EPC is similar to Zeek Rewards in the sense that “members” are required to place ads for the “program.” In August 2012, the SEC described Zeek as a $600 million Ponzi- and pyramid fraud. Unlike Zeek, EPC appears to be trying to force members to post ads on specific social-media sites that may have heavy viewership. (Many Zeek ads were placed on classified-ad sites with low traffic; such also appeared to be the case with Profitable Sunrise.)

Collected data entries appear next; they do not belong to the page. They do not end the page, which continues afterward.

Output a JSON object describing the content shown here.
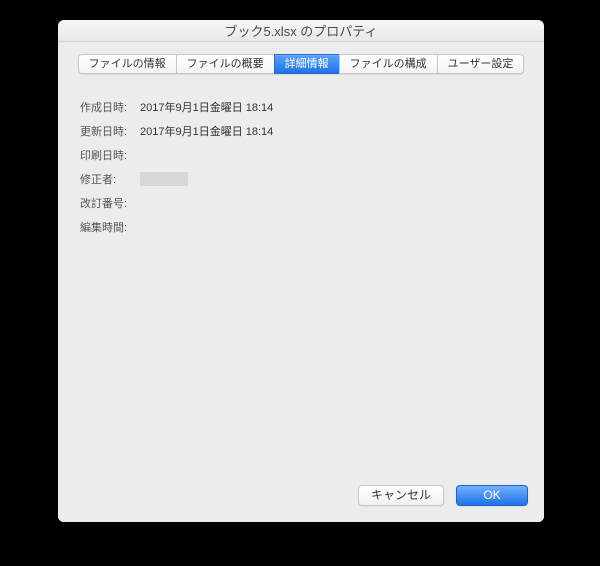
{
  "title": "ブック5.xlsx のプロパティ",
  "tabs": {
    "info": "ファイルの情報",
    "summary": "ファイルの概要",
    "details": "詳細情報",
    "contents": "ファイルの構成",
    "custom": "ユーザー設定"
  },
  "fields": {
    "created": {
      "label": "作成日時:",
      "value": "2017年9月1日金曜日 18:14"
    },
    "modified": {
      "label": "更新日時:",
      "value": "2017年9月1日金曜日 18:14"
    },
    "printed": {
      "label": "印刷日時:",
      "value": ""
    },
    "revisedBy": {
      "label": "修正者:",
      "value": ""
    },
    "revision": {
      "label": "改訂番号:",
      "value": ""
    },
    "editTime": {
      "label": "編集時間:",
      "value": ""
    }
  },
  "footer": {
    "cancel": "キャンセル",
    "ok": "OK"
  }
}
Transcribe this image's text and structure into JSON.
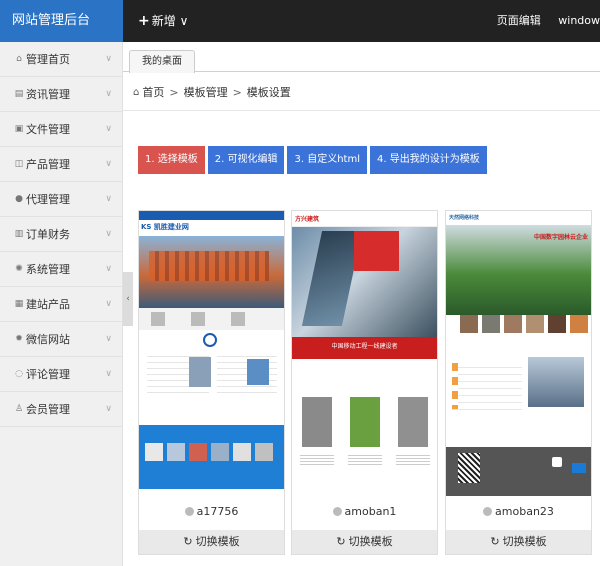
{
  "header": {
    "logo": "网站管理后台",
    "new_label": "新增",
    "right_links": [
      "页面编辑",
      "window"
    ]
  },
  "sidebar": {
    "items": [
      {
        "label": "管理首页",
        "icon": "home-icon"
      },
      {
        "label": "资讯管理",
        "icon": "news-icon"
      },
      {
        "label": "文件管理",
        "icon": "file-icon"
      },
      {
        "label": "产品管理",
        "icon": "product-icon"
      },
      {
        "label": "代理管理",
        "icon": "user-icon"
      },
      {
        "label": "订单财务",
        "icon": "order-icon"
      },
      {
        "label": "系统管理",
        "icon": "gear-icon"
      },
      {
        "label": "建站产品",
        "icon": "build-icon"
      },
      {
        "label": "微信网站",
        "icon": "wechat-icon"
      },
      {
        "label": "评论管理",
        "icon": "comment-icon"
      },
      {
        "label": "会员管理",
        "icon": "member-icon"
      }
    ]
  },
  "tab": {
    "label": "我的桌面"
  },
  "breadcrumb": [
    "首页",
    "模板管理",
    "模板设置"
  ],
  "steps": [
    {
      "label": "1. 选择模板",
      "color": "#d9534f"
    },
    {
      "label": "2. 可视化编辑",
      "color": "#3b73d9"
    },
    {
      "label": "3. 自定义html",
      "color": "#3b73d9"
    },
    {
      "label": "4. 导出我的设计为模板",
      "color": "#3b73d9"
    }
  ],
  "templates": [
    {
      "name": "a17756",
      "switch_label": "切换模板",
      "thumb_brand": "KS 凯胜建业网",
      "thumb_banner": ""
    },
    {
      "name": "amoban1",
      "switch_label": "切换模板",
      "thumb_brand": "方兴建筑",
      "thumb_banner": "中国移动工程一线建设者"
    },
    {
      "name": "amoban23",
      "switch_label": "切换模板",
      "thumb_brand": "天然网络科技",
      "thumb_banner": "中国数字园林云企业"
    }
  ]
}
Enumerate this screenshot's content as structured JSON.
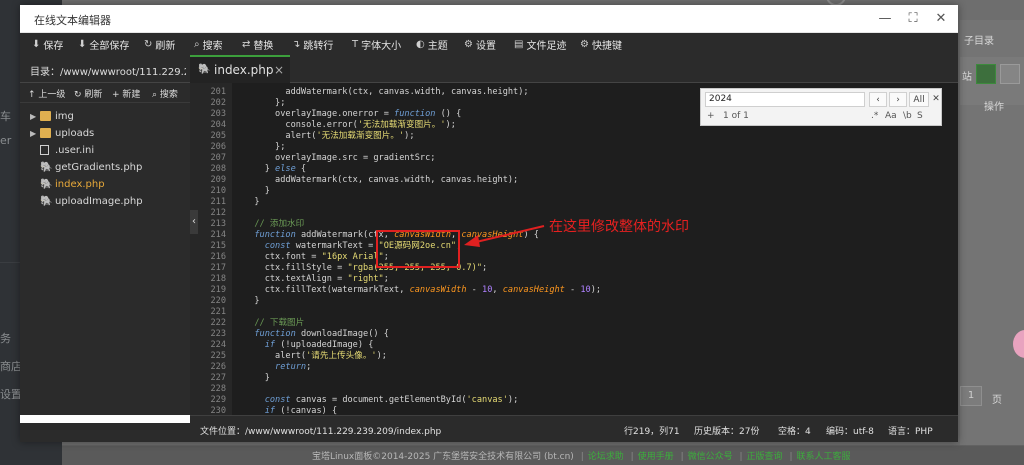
{
  "window": {
    "title": "在线文本编辑器",
    "minimize": "—",
    "maximize": "⛶",
    "close": "✕"
  },
  "toolbar": [
    {
      "icon": "save-icon",
      "label": "保存"
    },
    {
      "icon": "save-all-icon",
      "label": "全部保存"
    },
    {
      "icon": "refresh-icon",
      "label": "刷新"
    },
    {
      "icon": "search-icon",
      "label": "搜索"
    },
    {
      "icon": "replace-icon",
      "label": "替换"
    },
    {
      "icon": "goto-line-icon",
      "label": "跳转行"
    },
    {
      "icon": "font-size-icon",
      "label": "字体大小"
    },
    {
      "icon": "theme-icon",
      "label": "主题"
    },
    {
      "icon": "settings-icon",
      "label": "设置"
    },
    {
      "icon": "file-footprint-icon",
      "label": "文件足迹"
    },
    {
      "icon": "shortcut-icon",
      "label": "快捷键"
    }
  ],
  "path": {
    "label": "目录：/www/wwwroot/111.229.239..."
  },
  "sidebar": {
    "tools": [
      {
        "icon": "up-level-icon",
        "label": "上一级"
      },
      {
        "icon": "refresh-icon",
        "label": "刷新"
      },
      {
        "icon": "new-icon",
        "label": "新建"
      },
      {
        "icon": "search-icon",
        "label": "搜索"
      }
    ],
    "items": [
      {
        "type": "folder",
        "name": "img"
      },
      {
        "type": "folder",
        "name": "uploads"
      },
      {
        "type": "file",
        "name": ".user.ini"
      },
      {
        "type": "php",
        "name": "getGradients.php"
      },
      {
        "type": "php",
        "name": "index.php",
        "active": true
      },
      {
        "type": "php",
        "name": "uploadImage.php"
      }
    ]
  },
  "tab": {
    "name": "index.php",
    "close": "×"
  },
  "find": {
    "query": "2024",
    "prev": "‹",
    "next": "›",
    "all": "All",
    "close": "✕",
    "plus": "+",
    "result": "1 of 1",
    "opt_regex": ".*",
    "opt_case": "Aa",
    "opt_word": "\\b",
    "opt_sel": "S"
  },
  "code": {
    "lines": [
      {
        "n": "201",
        "text": "        addWatermark(ctx, canvas.width, canvas.height);"
      },
      {
        "n": "202",
        "text": "      };"
      },
      {
        "n": "203",
        "text": "      overlayImage.onerror = function () {"
      },
      {
        "n": "204",
        "text": "        console.error('无法加载渐变图片。');"
      },
      {
        "n": "205",
        "text": "        alert('无法加载渐变图片。');"
      },
      {
        "n": "206",
        "text": "      };"
      },
      {
        "n": "207",
        "text": "      overlayImage.src = gradientSrc;"
      },
      {
        "n": "208",
        "text": "    } else {"
      },
      {
        "n": "209",
        "text": "      addWatermark(ctx, canvas.width, canvas.height);"
      },
      {
        "n": "210",
        "text": "    }"
      },
      {
        "n": "211",
        "text": "  }"
      },
      {
        "n": "212",
        "text": ""
      },
      {
        "n": "213",
        "text": "  // 添加水印"
      },
      {
        "n": "214",
        "text": "  function addWatermark(ctx, canvasWidth, canvasHeight) {"
      },
      {
        "n": "215",
        "text": "    const watermarkText = \"OE源码网2oe.cn\";"
      },
      {
        "n": "216",
        "text": "    ctx.font = \"16px Arial\";"
      },
      {
        "n": "217",
        "text": "    ctx.fillStyle = \"rgba(255, 255, 255, 0.7)\";"
      },
      {
        "n": "218",
        "text": "    ctx.textAlign = \"right\";"
      },
      {
        "n": "219",
        "text": "    ctx.fillText(watermarkText, canvasWidth - 10, canvasHeight - 10);"
      },
      {
        "n": "220",
        "text": "  }"
      },
      {
        "n": "221",
        "text": ""
      },
      {
        "n": "222",
        "text": "  // 下载图片"
      },
      {
        "n": "223",
        "text": "  function downloadImage() {"
      },
      {
        "n": "224",
        "text": "    if (!uploadedImage) {"
      },
      {
        "n": "225",
        "text": "      alert('请先上传头像。');"
      },
      {
        "n": "226",
        "text": "      return;"
      },
      {
        "n": "227",
        "text": "    }"
      },
      {
        "n": "228",
        "text": ""
      },
      {
        "n": "229",
        "text": "    const canvas = document.getElementById('canvas');"
      },
      {
        "n": "230",
        "text": "    if (!canvas) {"
      }
    ]
  },
  "annotation": {
    "text": "在这里修改整体的水印"
  },
  "status": {
    "file_path": "文件位置：/www/wwwroot/111.229.239.209/index.php",
    "position": "行219，列71",
    "history": "历史版本：27份",
    "indent": "空格：4",
    "encoding": "编码：utf-8",
    "language": "语言：PHP"
  },
  "background": {
    "left_items": [
      "车",
      "er",
      "务",
      "商店",
      "设置"
    ],
    "top_right": "子目录",
    "panel_label": "站",
    "col_header": "操作",
    "page_num": "1",
    "page_unit": "页",
    "footer": "宝塔Linux面板©2014-2025 广东堡塔安全技术有限公司 (bt.cn)",
    "footer_links": [
      "论坛求助",
      "使用手册",
      "微信公众号",
      "正版查询",
      "联系人工客服"
    ]
  },
  "colors": {
    "accent": "#3c9f3c",
    "annotation": "#e02020"
  }
}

Here is a verbatim snippet from the purported Terms of EPC (italics added):
19. You have to post face book ads in a group which have at least 500 members. If you want to post the ad on any of your friends’ wall, then the condition is that your particular friend must have at least 300 friends in his friends list.
20. If you post the ad on LinkedIn or twitter in a group then there should be at least 200 members in this group. If you post the ad on a friend’s wall then there should be 100 friends in his friends list.
21. In a group, you can post maximum 2 ads in 24 hours.
22. On a friend’s wall, you can post only one ad during 24 hours.
23. By accepting terms and conditions, you will be bound to keep the marketing material confidential provided on website.
Elsewhere on its site, EPC claims to be a “Rapidly spread advertising company” through which members can “earn thousands of free entry [sic] that are changing lives [sic] of thousands people [sic] . . .”
Meanwhile, EPC makes this text declaration: “We are a win-win game players [sic], as we provide our members a suitable era [sic] to win high financial benefits and helps [sic] to make their financial future [sic] splendid. We have the best minds from the field of IT to assist you and to handle the operations of EPC. Our mature, dedicated and wonderful team has twenty years [sic] experience in the field of online home-based business.”
A graphic on the site declares, “We are growing fastly [sic].”
The site reproduces famous logos and appears to trying to plant the seed that well-known companies such as GoDaddy, HostGator and the Ernst & Young accounting firm somehow have endorsed EPC’s operations. (The PP Blog’s research suggest GoDaddy is the EPC domain registrar and that HostGator servers are being used.) Promos for various HYIP scams appear on the same page as the logos of the famous companies. The HYIP scams include FastCashMega (“Turn $10 Into $20,010 Without Recruiting”); “NonStopPayments” (“6% Daily For 180 Business Days”); and “WorldConsumerAlliance,” a “program” once known as “WealthCreationAlliance” that launched as a Zeek Rewards reload scam in 2012 and published ad after ad for HYIP scams.